Wine is taxed at a much lower rate here than liquor. According to the Tax Foundation, Washington's wine tax rate was the 25th in the nation in 2017.
Hoffman said the gap in tax rates is a big problem for local spirit makers like Westland, which hopes to sell to customers in Washington state the way winemakers do.
Westland’s single-malt whiskey is made in Seattle, where it is first fermented and then moved into giant copper stills. When it’s ready, the whiskey is trucked out to a giant warehouse in Hoquiam on the Washington coast. There, it’s put into barrels and left to age for a number of years.
After that, it’s bottled and trucked across the country to a warehouse in New Jersey.
Why New Jersey? One big reason is taxes.
Back in 2016, Westland sold the business to a big liquor giant, the Rémy Cointreau Group. Their distribution network is based in New Jersey. The sale to Rémy was important to Westland's business strategy because it helps them sell to other states.

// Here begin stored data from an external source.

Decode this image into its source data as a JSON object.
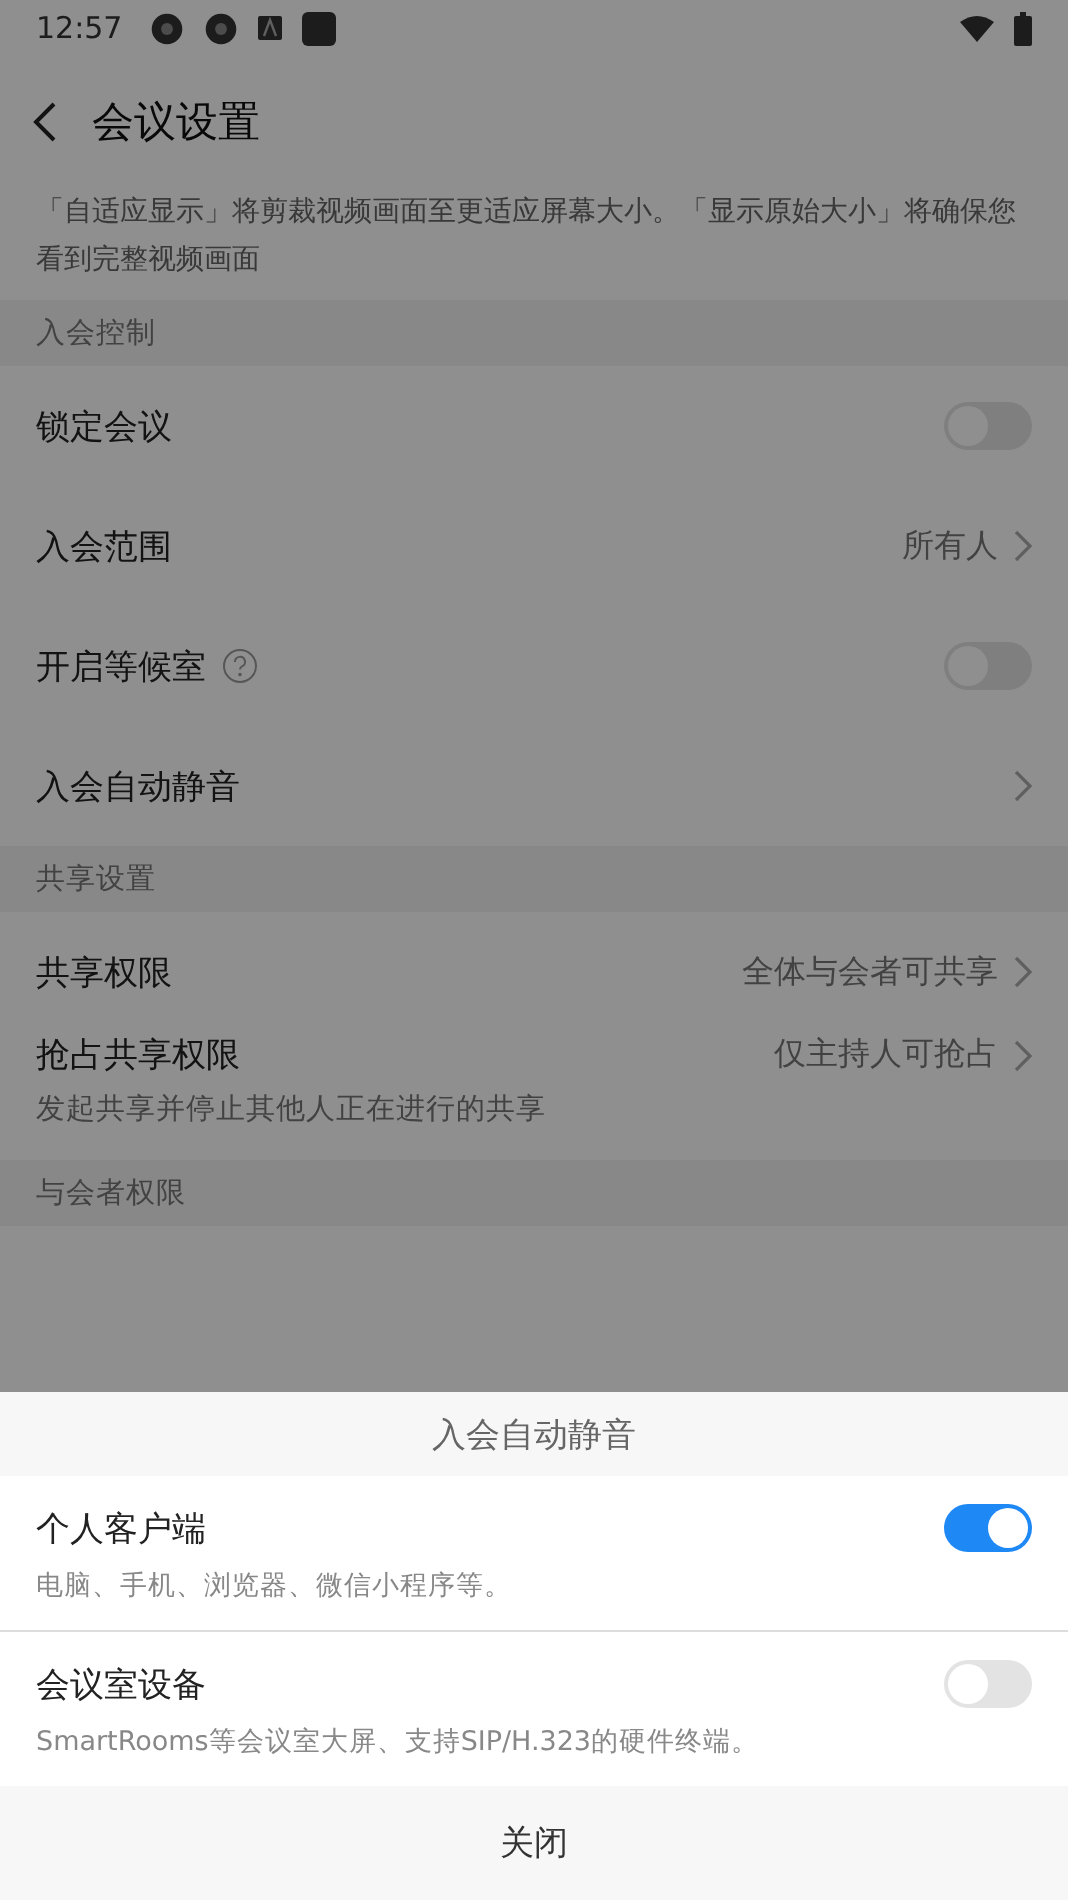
{
  "status_bar": {
    "time": "12:57"
  },
  "header": {
    "title": "会议设置"
  },
  "description": "「自适应显示」将剪裁视频画面至更适应屏幕大小。「显示原始大小」将确保您看到完整视频画面",
  "sections": [
    {
      "title": "入会控制",
      "rows": [
        {
          "kind": "toggle",
          "label": "锁定会议",
          "on": false
        },
        {
          "kind": "link",
          "label": "入会范围",
          "value": "所有人"
        },
        {
          "kind": "toggle",
          "label": "开启等候室",
          "on": false,
          "help": true
        },
        {
          "kind": "link",
          "label": "入会自动静音"
        }
      ]
    },
    {
      "title": "共享设置",
      "rows": [
        {
          "kind": "link",
          "label": "共享权限",
          "value": "全体与会者可共享"
        },
        {
          "kind": "link",
          "label": "抢占共享权限",
          "value": "仅主持人可抢占",
          "note": "发起共享并停止其他人正在进行的共享"
        }
      ]
    },
    {
      "title": "与会者权限"
    }
  ],
  "sheet": {
    "title": "入会自动静音",
    "options": [
      {
        "label": "个人客户端",
        "description": "电脑、手机、浏览器、微信小程序等。",
        "on": true
      },
      {
        "label": "会议室设备",
        "description": "SmartRooms等会议室大屏、支持SIP/H.323的硬件终端。",
        "on": false
      }
    ],
    "close": "关闭"
  }
}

Taxes are lower in those states.
Washington has always had high liquor taxes, but when Washington state privatized liquor six years ago, the initiative was designed to make sure the state didn't lose any money.
The state hasn’t lost money. In 2017, the state ended up with $84 million more in its pocket than it did in the year before liquor was privatized. Revenues from liquor sales aren't up: The increase is due to cost savings from no longer operating state-owned liquor stores.
From New Jersey, Westland whiskey then travels back to Washington state to a warehouse down in Kent that's owned by a big distribution company called Young’s.
From Kent, the whiskey is trucked out to restaurants, bars and retailers, where a complicated formula of state fees and taxes are added, and paid by distributors, bars, restaurants, retailers, and ultimately customers.
Some of those fees are embedded in the pre-tax price. At one of the giant liquor retail stores in Seattle, the cheapest bottle of Westland is currently on sale for $55.82 (about $10 off). The after-tax retail price paid by the customer is $66.68.
Outside a big liquor store in Seattle, customers had mixed feelings about privatization. Olivia Allfrey said she likes the convenience and selection of big outlets. Before privatization, Washington had around 330 liquor stores. Now there are more than 1,500 outlets.
But customer Kevin Bourton complained about the taxes and higher prices. On average the price increased more than 15 percent on a number of items tracked by the Alcohol Research Group.
Lead researcher William Kerr said that jump in price has affected sales, which are basically flat when population growth is taken into account.
Kerr said that comes as a surprise: "We had anticipated that having five times as many stores selling liquor would result in more consumption of liquor per capita.”
This story was inspired by a question from listener Jeff Watson who wanted to know: What happened after Washington state privatized liquor around 6 years ago?
Westland Distillery has been a contributor to KUOW.